«Cayó del cielo y salió con vida». A los 17 años, Juliane sobrevivió a un accidente aéreo y pasó 10 días sola en el Amazonas 🌴✈️. Su historia sigue siendo una de las más increíbles jamás contadas. Descubre cómo es hoy en día en el artículo 👇
Esta historia ocurrió hace casi medio siglo, pero sigue siendo uno de los relatos de supervivencia más asombrosos jamás contados. La protagonista es Juliane Koepcke, que ahora tiene 66 años, pero aún recuerda aquel fatídico vuelo que cambió su vida para siempre.
A los 17 años, Juliane volaba con su madre para pasar la Navidad con su padre. Sin embargo, ese día el tiempo era terrible, lo que provocó una tragedia. Un rayo cayó sobre el avión, causando un fallo en los motores, y la aeronave perdió el control y se estrelló en la densa selva.

Cuando Juliane recuperó la conciencia, vio los restos del avión a su alrededor y los cadáveres de los que no habían sobrevivido. Entre los escombros, encontró una bolsa de caramelos, que se convirtió en su única fuente de alimento.

Para sobrevivir, Juliane sabía que tenía que encontrar gente, pero eso significaba atravesar la peligrosa selva amazónica, hogar de serpientes venenosas y otras innumerables amenazas.
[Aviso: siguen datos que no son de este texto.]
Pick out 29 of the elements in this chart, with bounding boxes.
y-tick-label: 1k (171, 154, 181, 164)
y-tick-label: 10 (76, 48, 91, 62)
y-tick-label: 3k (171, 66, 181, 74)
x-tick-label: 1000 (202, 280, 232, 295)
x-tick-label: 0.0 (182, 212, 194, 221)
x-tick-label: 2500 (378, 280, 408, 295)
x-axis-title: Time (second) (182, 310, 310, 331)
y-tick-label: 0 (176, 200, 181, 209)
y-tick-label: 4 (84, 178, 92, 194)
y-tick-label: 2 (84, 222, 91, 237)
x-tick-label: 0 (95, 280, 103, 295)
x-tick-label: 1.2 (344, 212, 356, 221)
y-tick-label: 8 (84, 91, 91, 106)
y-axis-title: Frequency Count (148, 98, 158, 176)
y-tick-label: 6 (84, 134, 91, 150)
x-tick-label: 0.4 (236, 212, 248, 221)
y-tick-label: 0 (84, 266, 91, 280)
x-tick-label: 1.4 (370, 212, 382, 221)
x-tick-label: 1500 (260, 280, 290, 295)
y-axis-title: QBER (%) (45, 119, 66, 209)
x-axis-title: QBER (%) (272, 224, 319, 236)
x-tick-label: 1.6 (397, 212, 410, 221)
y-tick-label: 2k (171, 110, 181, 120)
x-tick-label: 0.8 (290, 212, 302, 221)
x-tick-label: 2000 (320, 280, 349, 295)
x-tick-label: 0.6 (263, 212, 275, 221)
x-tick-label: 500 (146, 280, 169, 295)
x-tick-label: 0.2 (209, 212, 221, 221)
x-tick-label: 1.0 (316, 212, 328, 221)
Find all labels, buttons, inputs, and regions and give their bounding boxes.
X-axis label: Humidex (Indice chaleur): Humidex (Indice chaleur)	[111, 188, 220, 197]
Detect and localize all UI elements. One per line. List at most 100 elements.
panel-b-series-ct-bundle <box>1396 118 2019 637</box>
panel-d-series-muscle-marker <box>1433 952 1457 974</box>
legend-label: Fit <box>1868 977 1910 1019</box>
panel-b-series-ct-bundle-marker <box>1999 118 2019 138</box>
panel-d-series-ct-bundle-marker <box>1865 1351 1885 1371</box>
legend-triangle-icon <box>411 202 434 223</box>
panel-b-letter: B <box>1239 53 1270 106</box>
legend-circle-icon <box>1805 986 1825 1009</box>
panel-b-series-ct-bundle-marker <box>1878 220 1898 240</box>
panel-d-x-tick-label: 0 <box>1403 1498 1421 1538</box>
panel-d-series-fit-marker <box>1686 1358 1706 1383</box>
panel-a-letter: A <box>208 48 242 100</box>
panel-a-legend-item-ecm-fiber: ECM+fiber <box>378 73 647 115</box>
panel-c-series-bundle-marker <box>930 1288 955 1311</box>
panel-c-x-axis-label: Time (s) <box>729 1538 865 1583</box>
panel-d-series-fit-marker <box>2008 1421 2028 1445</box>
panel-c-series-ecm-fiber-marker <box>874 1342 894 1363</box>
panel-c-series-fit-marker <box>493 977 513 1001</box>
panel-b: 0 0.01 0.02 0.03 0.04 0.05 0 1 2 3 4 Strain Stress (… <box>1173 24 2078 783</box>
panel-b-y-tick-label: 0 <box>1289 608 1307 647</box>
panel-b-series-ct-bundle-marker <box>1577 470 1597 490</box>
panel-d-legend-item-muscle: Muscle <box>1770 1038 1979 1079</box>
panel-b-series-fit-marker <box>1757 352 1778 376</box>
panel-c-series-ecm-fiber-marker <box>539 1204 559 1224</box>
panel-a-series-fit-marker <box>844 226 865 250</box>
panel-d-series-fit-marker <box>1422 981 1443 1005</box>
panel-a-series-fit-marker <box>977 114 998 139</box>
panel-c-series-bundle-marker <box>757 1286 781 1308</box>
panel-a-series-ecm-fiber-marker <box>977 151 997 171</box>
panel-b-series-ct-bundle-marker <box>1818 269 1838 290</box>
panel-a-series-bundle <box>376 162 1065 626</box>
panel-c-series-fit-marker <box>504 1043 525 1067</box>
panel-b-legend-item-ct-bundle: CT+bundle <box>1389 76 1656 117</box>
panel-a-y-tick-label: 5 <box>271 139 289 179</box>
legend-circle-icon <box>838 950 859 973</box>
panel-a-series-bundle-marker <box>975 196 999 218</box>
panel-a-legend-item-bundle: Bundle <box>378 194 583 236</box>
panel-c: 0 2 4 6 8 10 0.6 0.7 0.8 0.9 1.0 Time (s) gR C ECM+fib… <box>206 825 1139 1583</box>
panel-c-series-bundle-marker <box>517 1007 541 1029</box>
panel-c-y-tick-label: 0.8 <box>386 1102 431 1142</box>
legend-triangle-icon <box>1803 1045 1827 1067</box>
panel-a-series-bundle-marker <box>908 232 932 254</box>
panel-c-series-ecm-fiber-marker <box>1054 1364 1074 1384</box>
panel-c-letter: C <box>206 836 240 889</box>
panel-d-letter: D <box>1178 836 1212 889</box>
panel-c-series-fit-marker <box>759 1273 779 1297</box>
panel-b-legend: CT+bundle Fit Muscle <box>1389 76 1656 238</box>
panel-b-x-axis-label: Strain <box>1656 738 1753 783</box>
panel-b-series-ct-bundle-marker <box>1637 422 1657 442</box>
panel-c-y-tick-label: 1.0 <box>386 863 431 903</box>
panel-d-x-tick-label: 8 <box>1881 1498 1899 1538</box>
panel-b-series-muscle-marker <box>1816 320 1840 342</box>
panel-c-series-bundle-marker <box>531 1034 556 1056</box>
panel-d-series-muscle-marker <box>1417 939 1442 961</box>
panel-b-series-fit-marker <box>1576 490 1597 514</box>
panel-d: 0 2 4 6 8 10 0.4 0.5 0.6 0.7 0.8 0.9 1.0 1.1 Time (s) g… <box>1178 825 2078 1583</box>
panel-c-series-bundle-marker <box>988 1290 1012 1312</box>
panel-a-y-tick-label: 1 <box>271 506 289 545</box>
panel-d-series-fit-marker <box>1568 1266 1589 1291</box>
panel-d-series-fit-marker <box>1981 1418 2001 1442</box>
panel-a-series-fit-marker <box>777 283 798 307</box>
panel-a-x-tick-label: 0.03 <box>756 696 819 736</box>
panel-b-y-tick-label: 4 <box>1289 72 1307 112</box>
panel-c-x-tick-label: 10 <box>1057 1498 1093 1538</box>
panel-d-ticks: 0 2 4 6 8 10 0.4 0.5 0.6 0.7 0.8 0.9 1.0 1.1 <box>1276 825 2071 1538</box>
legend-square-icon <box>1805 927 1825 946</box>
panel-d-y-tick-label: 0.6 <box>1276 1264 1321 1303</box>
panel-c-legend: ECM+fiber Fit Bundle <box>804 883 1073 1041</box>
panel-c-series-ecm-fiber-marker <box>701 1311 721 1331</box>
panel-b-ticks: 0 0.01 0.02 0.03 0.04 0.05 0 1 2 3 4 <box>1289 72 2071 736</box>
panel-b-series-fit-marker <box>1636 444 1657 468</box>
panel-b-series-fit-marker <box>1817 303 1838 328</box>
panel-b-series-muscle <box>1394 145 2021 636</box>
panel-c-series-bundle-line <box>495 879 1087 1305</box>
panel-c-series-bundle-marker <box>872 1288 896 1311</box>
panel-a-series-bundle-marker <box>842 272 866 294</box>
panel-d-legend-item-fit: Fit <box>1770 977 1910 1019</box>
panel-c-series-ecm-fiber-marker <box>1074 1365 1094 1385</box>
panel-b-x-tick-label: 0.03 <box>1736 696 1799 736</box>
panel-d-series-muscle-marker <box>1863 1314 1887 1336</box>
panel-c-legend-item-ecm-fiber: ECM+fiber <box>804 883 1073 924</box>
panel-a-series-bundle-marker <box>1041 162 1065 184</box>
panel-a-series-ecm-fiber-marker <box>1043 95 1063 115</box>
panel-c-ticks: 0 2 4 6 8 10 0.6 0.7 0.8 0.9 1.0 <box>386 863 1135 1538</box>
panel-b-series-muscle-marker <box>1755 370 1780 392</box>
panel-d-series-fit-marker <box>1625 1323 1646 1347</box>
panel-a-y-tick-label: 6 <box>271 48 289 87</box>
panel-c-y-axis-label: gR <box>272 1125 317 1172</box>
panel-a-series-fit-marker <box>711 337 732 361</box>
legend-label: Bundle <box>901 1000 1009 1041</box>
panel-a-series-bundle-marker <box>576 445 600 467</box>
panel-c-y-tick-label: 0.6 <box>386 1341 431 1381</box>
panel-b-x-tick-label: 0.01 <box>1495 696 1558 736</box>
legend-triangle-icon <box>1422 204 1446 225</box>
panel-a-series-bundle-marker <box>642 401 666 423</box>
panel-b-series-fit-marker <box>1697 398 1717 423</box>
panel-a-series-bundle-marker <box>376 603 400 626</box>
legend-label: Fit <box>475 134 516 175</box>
Su supervivencia se redujo a un conocimiento crucial que le había enseñado su padre: si alguna vez te pierdes en el Amazonas, sigue siempre el agua, porque la gente vive cerca de los ríos y arroyos. Este consejo le salvó la vida, a diferencia de los otros 14 supervivientes iniciales que murieron de deshidratación.

Juliane finalmente encontró un pequeño arroyo y caminó a lo largo de él durante días. Al décimo día, se topó con una cabaña vacía y perdió el conocimiento allí. Más tarde, unos pescadores locales la encontraron, le dieron comida y la llevaron al hospital más cercano.

Tras una larga recuperación, Juliane decidió seguir los pasos de sus padres y se convirtió en bióloga, dedicando su vida al estudio de la selva amazónica.

A los 57 años, finalmente reunió el valor para escribir un libro en el que detalla su milagrosa historia de supervivencia.

Hoy, Juliane, ahora Juliane Diller, vive en Múnich y trabaja como bibliotecaria. Casi 50 años después, ya no teme recordar lo que sucedió y sigue viajando con frecuencia, ya que su aterradora experiencia nunca le ha quitado el miedo a volar.